The room emptied pretty quickly. I followed the back-row shareholder I had overheard. He’s Mike MacMahon of Alice, Texas, a rancher who looks like a rancher. He’s been a Dell investor since the 1980s, has about 20,000 shares and was not happy about what did not happen at the three-minute meeting he drove more than two hours to attend.

“I’m kind of disappointed in what they pulled today,” he said.

“Pulled,” used that way, is never positive.

“It tells me that they don’t have enough votes to do what they want to do, and they’re waiting until they do,” said MacMahon, who already had voted some of his shares but wouldn’t tell me how he voted.

“I thought they would have had more intestinal fortitude,” MacMahon said of Thursday’s nonaction. “Take a vote one way or another, up or down, and deal with it. It’s obvious that they’re stalling to where they can get enough votes.”

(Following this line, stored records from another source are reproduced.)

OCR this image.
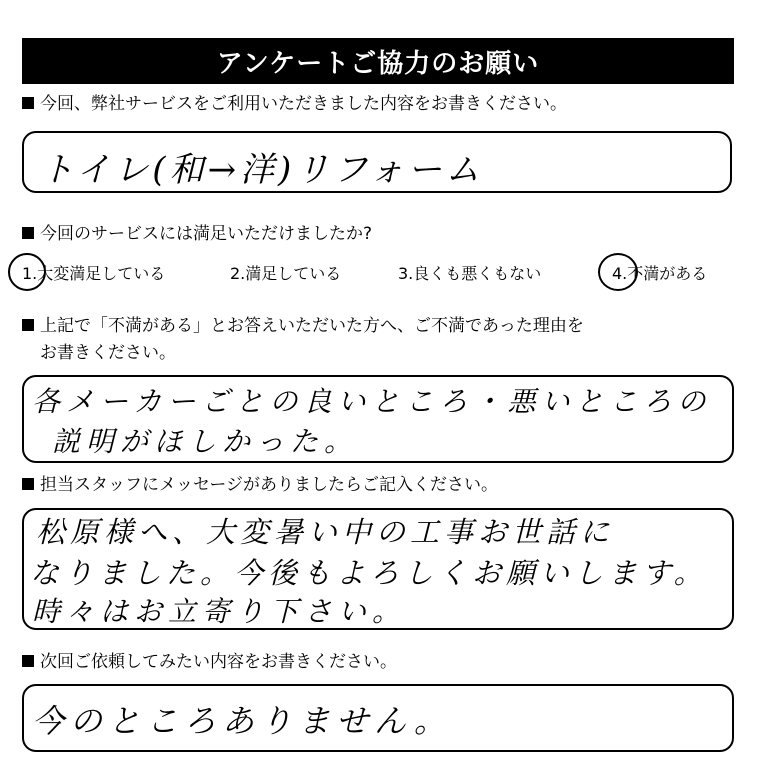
アンケートご協力のお願い
今回、弊社サービスをご利用いただきました内容をお書きください。
トイレ(和→洋)リフォーム
今回のサービスには満足いただけましたか?
1.大変満足している	2.満足している	3.良くも悪くもない	4.不満がある
上記で「不満がある」とお答えいただいた方へ、ご不満であった理由を
お書きください。
各メーカーごとの良いところ・悪いところの
説明がほしかった。
担当スタッフにメッセージがありましたらご記入ください。
松原様へ、大変暑い中の工事お世話に
なりました。今後もよろしくお願いします。
時々はお立寄り下さい。
次回ご依頼してみたい内容をお書きください。
今のところありません。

I asked MacMahon if he remains confident in Michael Dell.

“As of right now, with what they pulled, no,” he said.

Back in the meeting room, most of the chairs were empty as John and Lynn Burks of Austin sat and enjoyed the breakfast to which they were entitled as holders of 100 shares of Dell. They came to the meeting undecided on how to vote but leaning toward backing Michael Dell’s plan.

“I still have a lot of confidence in him,” John Burks said.

“He’s a brilliant man,” Lynn Burks added.

Both would have preferred some resolution Thursday.

Not far away, as she left the room, Robin Schneider, who, as executive director of the Texas Campaign for the Environment, has pressed Dell on environmental issues, found the upside and the downside of a lot of people traveling a lot of miles for a three-minute meeting at which nothing happened.

“A big carbon footprint for nothing,” she told a reporter. “At least I got a breakfast taco.”

Ken Herman is a columnist for the Austin American-Statesman.